The car pulled up, the driver offering a distracted nod as I slid into the back seat. I breathed deeply, trying to steady myself.
Leave it behind, I thought. Leave him behind. It’s just the contract. Just the deal. You were never part of his plans, never more than a distraction.
But the memory of his warmth was relentless, weaving into my chest like hope. I tried to let logic take over, to barricade myself against the reckless way he made me feel.
This was for the best. It was better this way.
The driver asked if I’d had a good night. I hesitated, my heart too close to the surface, but finally nodded, forcing a smile.
How long could I lie to myself before the truth tore through my defenses? How long could I pretend before admitting that I didn’t want to give him up?
The car moved through the city, the buildings a blur, my thoughts a mess of longing and fear.
I caught my reflection in the window.
And there it was. That damn smile. Small. Barely there. But undeniable all the same.
Chapter Sixteen
Alexander
Nothing prepared me for the strangled feeling of Claire slipping away in the night. Had she really been there at all?
She was gone, but more than that, she was ghosted into every corner of my life. Her mark, an unbearable sweetness that made the empty rooms ache with something worse than pain.
Everything else faded. Work became a pointless ticking of the clock. Breathing, a joke that caught in my throat. She was done with me, and I didn't know how to fix it. No strategy, no plan. No idea how to make her want this, want me again. It had been a month since we shared that amazing night together.
I hadn’t been able to work, to think, to breathe without feeling Claire’s absence like an elephant on my chest. She was gone, and for once, I hadn’t been able to strategize my way out of failure. The perfect plan to make Allison jealous, the contract marriage that should have been easy, simple—it had blown up in my face, and Claire had paid the price.
Now, the only thing left was this suffocating silence. She was done. Finished with me. And I had no idea how to fix it..
Thirty days of unanswered calls, unanswered texts, unanswered everything. Claire had slipped from my life like Inever mattered to her at all. Except I did, and that was what tore me apart. The untouched money sitting in her account was proof enough of that. The transactions showed that every amount she had spent had been quietly credited back, little by little, over time.
She wasn’t looking for revenge. She wasn’t after my fortune. She was just gone. She was strong, more than I had ever given her credit for. I had underestimated her, and now I was losing her. But I was not going to let that happen. Not this time.
The silence had a pulse, a taunting, relentless beat that reminded me of my own weakness. A weakness I couldn’t afford, not with Allison still mocking me every damn week, acting as if my brother was some prize. How dare she?

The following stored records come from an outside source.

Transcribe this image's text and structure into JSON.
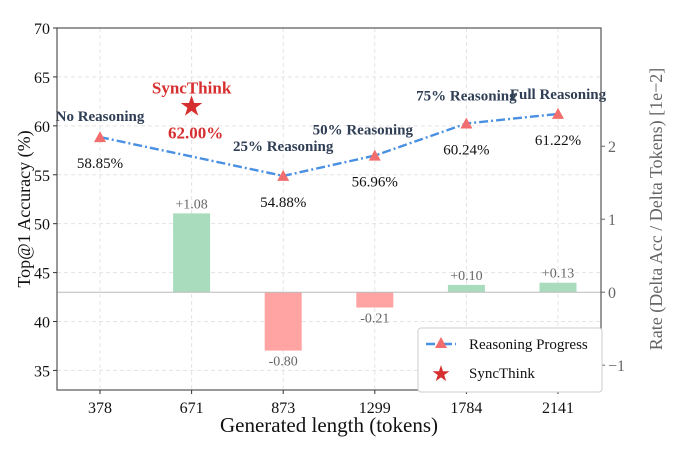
{
  "chart_data": {
    "type": "bar+line",
    "xlabel": "Generated length (tokens)",
    "ylabel_left": "Top@1 Accuracy (%)",
    "ylabel_right": "Rate (Delta Acc / Delta Tokens) [1e−2]",
    "categories": [
      "378",
      "671",
      "873",
      "1299",
      "1784",
      "2141"
    ],
    "ylim_left": [
      33,
      70
    ],
    "yticks_left": [
      35,
      40,
      45,
      50,
      55,
      60,
      65,
      70
    ],
    "ylim_right": [
      -1.34,
      3.62
    ],
    "yticks_right": [
      -1,
      0,
      1,
      2
    ],
    "yticks_right_labels": [
      "−1",
      "0",
      "1",
      "2"
    ],
    "grid": true,
    "line_series": {
      "name": "Reasoning Progress",
      "categories": [
        "378",
        "873",
        "1299",
        "1784",
        "2141"
      ],
      "values": [
        58.85,
        54.88,
        56.96,
        60.24,
        61.22
      ],
      "value_labels": [
        "58.85%",
        "54.88%",
        "56.96%",
        "60.24%",
        "61.22%"
      ],
      "point_labels": [
        "No Reasoning",
        "25% Reasoning",
        "50% Reasoning",
        "75% Reasoning",
        "Full Reasoning"
      ],
      "color": "#4a90e2",
      "marker_color": "#f26d6d"
    },
    "star_point": {
      "name": "SyncThink",
      "category": "671",
      "value": 62.0,
      "value_label": "62.00%",
      "color": "#d62f2f"
    },
    "bar_series": {
      "categories": [
        "671",
        "873",
        "1299",
        "1784",
        "2141"
      ],
      "values": [
        1.08,
        -0.8,
        -0.21,
        0.1,
        0.13
      ],
      "value_labels": [
        "+1.08",
        "-0.80",
        "-0.21",
        "+0.10",
        "+0.13"
      ],
      "positive_color": "#a8dcbc",
      "negative_color": "#ffa3a3"
    },
    "legend": {
      "placement": "lower-right",
      "entries": [
        "Reasoning Progress",
        "SyncThink"
      ]
    }
  }
}
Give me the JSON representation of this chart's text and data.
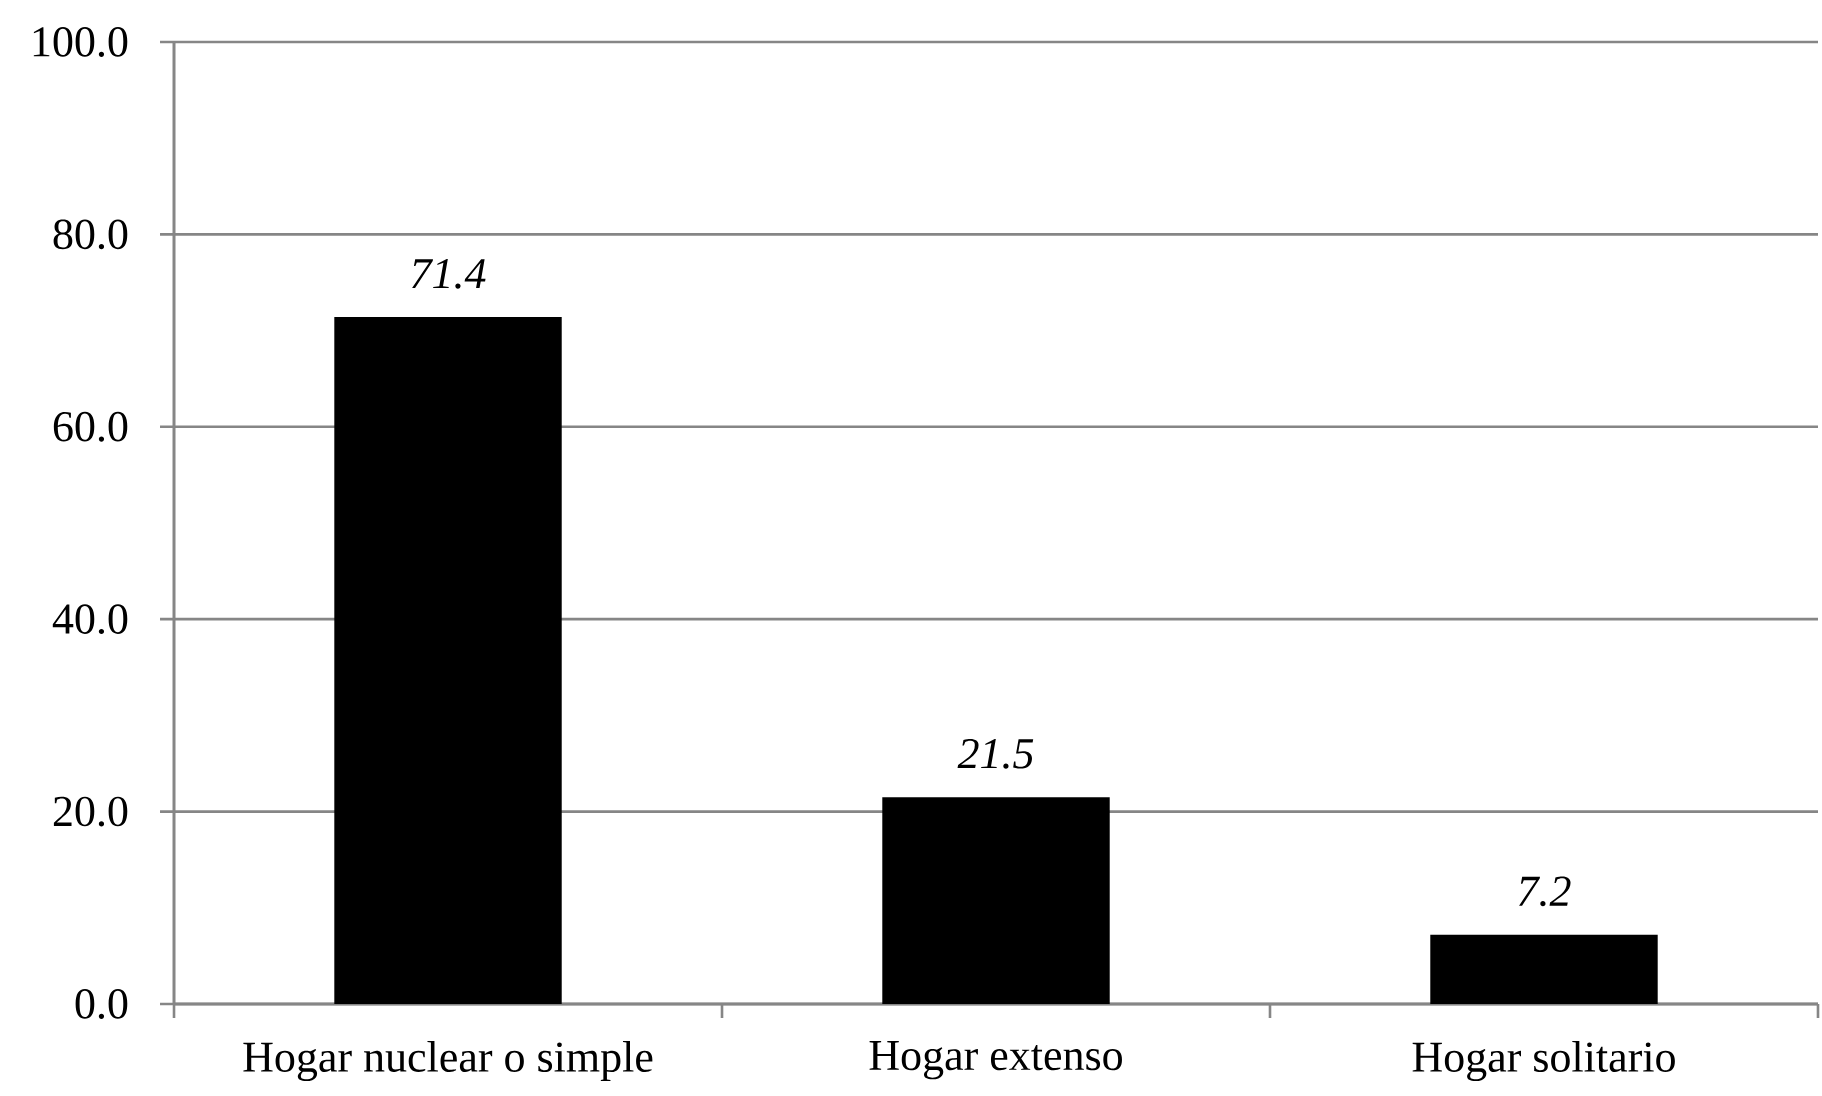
{
  "chart_data": {
    "type": "bar",
    "categories": [
      "Hogar nuclear o simple",
      "Hogar extenso",
      "Hogar solitario"
    ],
    "values": [
      71.4,
      21.5,
      7.2
    ],
    "color": "#000000",
    "ylim": [
      0,
      100
    ],
    "yticks": [
      {
        "value": 0,
        "label": "0.0"
      },
      {
        "value": 20,
        "label": "20.0"
      },
      {
        "value": 40,
        "label": "40.0"
      },
      {
        "value": 60,
        "label": "60.0"
      },
      {
        "value": 80,
        "label": "80.0"
      },
      {
        "value": 100,
        "label": "100.0"
      }
    ],
    "grid": "y",
    "data_labels": true
  }
}
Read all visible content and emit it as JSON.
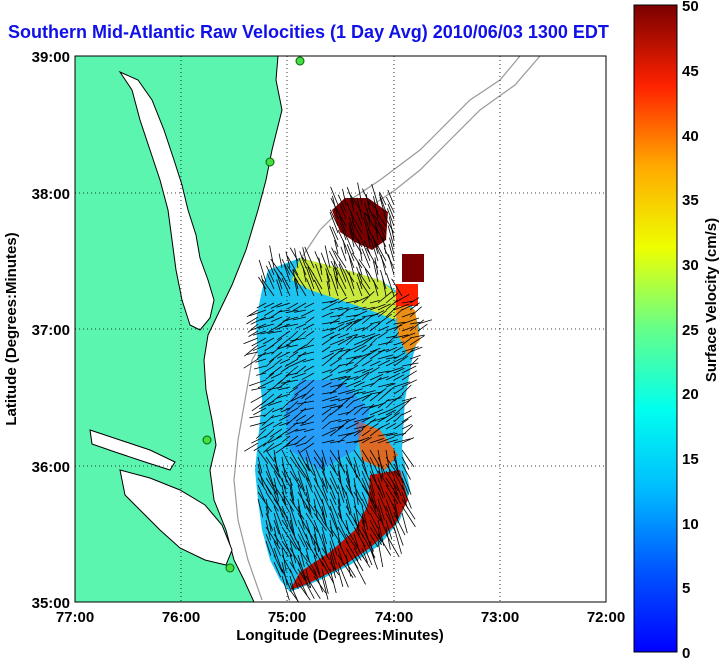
{
  "title": "Southern Mid-Atlantic Raw Velocities (1 Day Avg) 2010/06/03 1300 EDT",
  "axes": {
    "xlabel": "Longitude (Degrees:Minutes)",
    "ylabel": "Latitude (Degrees:Minutes)",
    "x_ticks": [
      "77:00",
      "76:00",
      "75:00",
      "74:00",
      "73:00",
      "72:00"
    ],
    "y_ticks": [
      "39:00",
      "38:00",
      "37:00",
      "36:00",
      "35:00"
    ]
  },
  "colorbar": {
    "label": "Surface Velocity (cm/s)",
    "ticks": [
      "50",
      "45",
      "40",
      "35",
      "30",
      "25",
      "20",
      "15",
      "10",
      "5",
      "0"
    ],
    "min": 0,
    "max": 50,
    "colormap": "jet"
  },
  "chart_data": {
    "type": "heatmap",
    "title": "Southern Mid-Atlantic Raw Velocities (1 Day Avg) 2010/06/03 1300 EDT",
    "xlabel": "Longitude (Degrees:Minutes)",
    "ylabel": "Latitude (Degrees:Minutes)",
    "xlim": [
      "77:00",
      "72:00"
    ],
    "ylim": [
      "35:00",
      "39:00"
    ],
    "grid": true,
    "colorbar_range_cm_s": [
      0,
      50
    ]
  },
  "colors": {
    "land": "#5cf5b0",
    "water": "#ffffff",
    "coastline": "#000000",
    "bathymetry": "#999999",
    "title": "#1010e8",
    "station": "#44dd44"
  }
}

And me? I couldn't even fake a marriage without falling apart. Claire had been my answer to this mess. She was supposed to make Allison suffer. She was supposed to be the perfect strategy. But the moment I saw her, looking so innocent, so genuine, everything shifted. I couldn’t pretend anymore, not with her.
That Friday night family dinner when she first appeared on my arm, sweet as sin, I saw it—Allison’s perfect smile cracking just a little. She knew. She knew Claire wasn’t like the others. The exes who came before, the ones who played my game. Claire? She didn’t play. She was real. Too real. I had planned to make everyone believe it, but it was me who fell for it because it was genuine.
Work crumbled around me. Emails left unread. Phone calls unanswered. I was losing it. I had pushed everyone away, always needing control. But Claire had done it for me this time. She took that control and walked away, leaving me with the emptiness I never knew I feared.
Until an email from an unknown sender. One line that changed everything. Something I could hold onto. Michael. Reaching out like I still mattered.
You love her.He wrote it like a fact, something he had known all along. How could he see what I couldn’t admit to myself? His words pierced through the facade I’d built, tearing down the walls I’d tried to build back up. He wasn’t asking me to confirm it. He wasn’t giving me room to deny it. Michael, that perceptive brother of hers, had seen right through me.
I sat there, staring at the screen, feeling the truth twist in my chest. I loved her. I loved her, and I’d let her go.
Michael’s simple, bold statement turned everything inside out. The perfect mask I wore, the strong front—shattered. All I could see was her, walking up the aisle toward me on our wedding day, then walking out of my life.
I read Michael’s words again. They forced me to see what was really there. What I’d refused to see. My own feelings. It scared me. And yet? It set me free.
Michael's email was an invitation. Did I have the guts to take it? Did I have any choice? Claire had moved on, or so she thought. She was finished, but I wasn’t. Not with her.
Michael knew something I didn’t. I would bet everything on it. He saw a way back, and for once, I let someone else take the lead. I had to. This wasn’t business. It wasn’t strategy. It was Claire. And I was not going to lose her—not now, not when I finally knew the truth.
I had always controlled the board, stayed ten steps ahead. But this? This was uncharted and out of my realm of expertise. And for the first time, that was okay with me. Because Michael was right. I had to take the risk. Reach out. Break the silence.